C'est comme si, pris dans une sorte d'étau fait de l'enchantement des uns et de la tranquillité des autres, entre les enfants et les vieux qui ont chacun trouvé leur place, les jeunes gens avaient perdu la leur. Combien de temps une société peut-elle tenir en écrasant sa jeunesse ?

22/05/2016

L'oiseau de Minerve et le lapin Duracell (la promesse de l'aube)

Observez un jeune enfant, en fin de matinée ou d'après-midi, au moment où se termine son cycle d'éveil (1). Soit il est avec d'autres enfants et il se produit alors un effet d'oubli, une sorte de dilution de sa fatigue tandis qu'il est absorbé dans la sociabilité des jeux ; c'est alors comme si l'enfant puisait dans ses réserves d'énergie pour finir par s'écrouler de lui-même, un peu plus tard, comme une petite masse qui se serait à la fois étirée et densifiée. Soit l'enfant est davantage livré à lui-même et voyez alors comme il tente, par une ultime débauche d'énergie, de lutter contre le sommeil qui vient. Deux options, en somme, en forme de fable enfantine : le gros mollusque ou le lapin Duracell.

Pourquoi la perspective du sommeil est-elle si accablante pour les enfants ? L'angoisse de l'abandon sans doute, à quoi s'ajoute la perte de contrôle et la crainte de l'inconnu - bref, la peur des monstres. Enfant, j'utilisais tous les stratagèmes possibles pour retarder ce moment mais je ne le redoutais pas, ou alors c'était avec les frissons des histoires fantastiques que l'on s'invente car le  coucher m'apparaissait au contraire comme un moment unique de détente et de créativité. "La chouette de Minerve, dit Hegel, ne prend son envol qu'à la tombée de la nuit" : en ce sens qui n'est pas d'exécution mais d'invention, l'avenir appartient non à ceux qui se lèvent tôt mais à ceux qui se couchent tard. C'est pourquoi je fais aujourd'hui de ces moments avec mes enfants un temps privilégié de tendresse et de bien-être, mais aussi de créativité, de fantaisie, dans lesquels les histoires ont la part belle.

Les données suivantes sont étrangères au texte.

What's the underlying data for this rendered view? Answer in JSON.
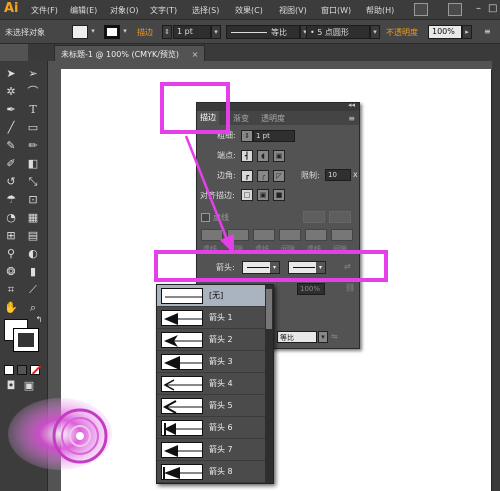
{
  "app": {
    "logo": "Ai"
  },
  "menubar": {
    "items": [
      "文件(F)",
      "编辑(E)",
      "对象(O)",
      "文字(T)",
      "选择(S)",
      "效果(C)",
      "视图(V)",
      "窗口(W)",
      "帮助(H)"
    ],
    "window_controls": [
      "–",
      "□"
    ]
  },
  "controlbar": {
    "selection_status": "未选择对象",
    "stroke_label": "描边",
    "stroke_weight": "1 pt",
    "profile": "等比",
    "brush": "5 点圆形",
    "opacity_label": "不透明度",
    "opacity_value": "100%"
  },
  "document_tab": {
    "title": "未标题-1 @ 100% (CMYK/预览)",
    "close": "×"
  },
  "stroke_panel": {
    "tabs": [
      "描边",
      "渐变",
      "透明度"
    ],
    "weight_label": "粗细:",
    "weight_value": "1 pt",
    "cap_label": "端点:",
    "corner_label": "边角:",
    "limit_label": "限制:",
    "limit_value": "10",
    "limit_unit": "x",
    "align_label": "对齐描边:",
    "dashed_label": "虚线",
    "dash_labels": [
      "虚线",
      "间隙",
      "虚线",
      "间隙",
      "虚线",
      "间隙"
    ],
    "arrowhead_label": "箭头:",
    "scale_value": "100%",
    "profile_value": "等比"
  },
  "arrow_dropdown": {
    "items": [
      "[无]",
      "箭头 1",
      "箭头 2",
      "箭头 3",
      "箭头 4",
      "箭头 5",
      "箭头 6",
      "箭头 7",
      "箭头 8"
    ]
  },
  "colors": {
    "highlight": "#e43fe9",
    "accent_orange": "#f39a1e",
    "panel_bg": "#535353"
  }
}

Or, autant ce cap est souvent difficile à passer, autant les instants qui suivent sont marqués d'une profonde sérénité. L'enfant prend la pose qui lui est familière (à la maison : les jambes repliées vers le haut pour l'une, les bras joints de côté pour l'autre), sa respiration se cale doucement, ses traits se détendent, ses membres s'animent encore de soubresauts nerveux, ses paupières ne cillent plus... Il devient alors évident que, loin d'accabler, le sommeil libère. Pour l'enfant, ce ne sont pas tant les monstres de la nuit qu'il faut affronter que les démons de la journée - ce mélange d'expériences, de frustrations, de découvertes et d'interrogations qu'il lui faut assimiler à sa manière, en une sorte de syncrétisme idiosyncratique dont le sommeil serait le creuset.

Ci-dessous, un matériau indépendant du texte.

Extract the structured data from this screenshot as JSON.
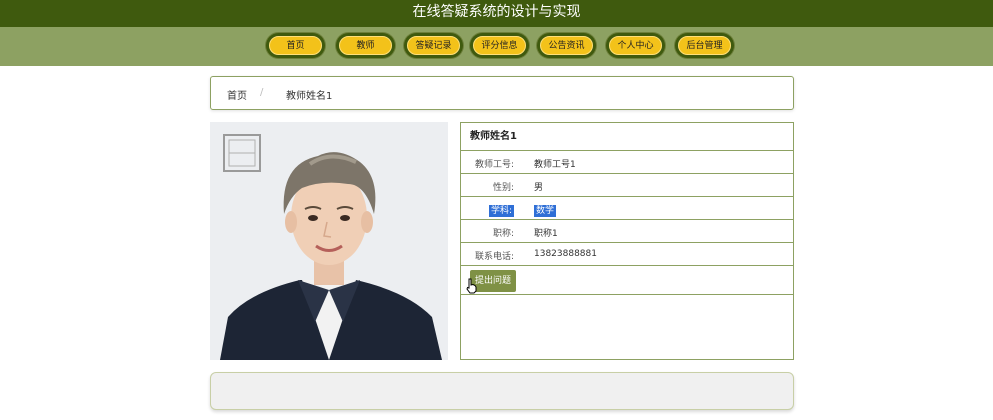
{
  "site_title": "在线答疑系统的设计与实现",
  "nav": {
    "items": [
      {
        "label": "首页"
      },
      {
        "label": "教师"
      },
      {
        "label": "答疑记录"
      },
      {
        "label": "评分信息"
      },
      {
        "label": "公告资讯"
      },
      {
        "label": "个人中心"
      },
      {
        "label": "后台管理"
      }
    ]
  },
  "breadcrumb": {
    "home": "首页",
    "separator": "/",
    "current": "教师姓名1"
  },
  "teacher": {
    "name": "教师姓名1",
    "fields": [
      {
        "label": "教师工号:",
        "value": "教师工号1"
      },
      {
        "label": "性别:",
        "value": "男"
      },
      {
        "label": "学科:",
        "value": "数学"
      },
      {
        "label": "职称:",
        "value": "职称1"
      },
      {
        "label": "联系电话:",
        "value": "13823888881"
      }
    ],
    "ask_button": "提出问题"
  },
  "colors": {
    "dark_green": "#3f5a0e",
    "olive": "#8da162",
    "nav_yellow": "#f3c21a",
    "selection_blue": "#2f6fd6",
    "button_green": "#7f9145"
  }
}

Si la courbe d'apprentissage de l'adulte est à la fois moins profonde et moins large - tandis que l'enfant fait son apprentissage, l'adulte ne fait pour l'essentiel que gérer son stress -, l'expérience du sommeil de l'enfant lui enseigne une chose fondamentale, qui va au-delà des développement habituels sur l'importance du repos ou la qualité de la literie : l'action ne peut pas tout et son travers, l'agitation permanente qui caractérise les sociétés occidentales, le peut encore moins qui épuise beaucoup plus qu'elle ne comble. Ce que nous dit le sommeil de l'enfant, c'est que le repos (ou le recul, qui en est sa forme consciente) produit un effet moins réparateur que créateur. Ambition paradoxale, puisque si elle vise à faire quelque chose du sommeil qui ne veut pourtant rien d'autre que lui-même, c'est pour mieux en retrouver, sans l'effort, sa vertu démiurgique.

 

(1) La notion d'éveil désigne certes en général une phase d'apprentissage plus longue que l'échelle de la journée. Voyez pourtant le regard enchanté et les intarissables babillements d'un bébé au petit matin, et cela devrait suffire à faire du réveil un éveil à part entière entre l'héritage de la veille et la promesse de l'aube.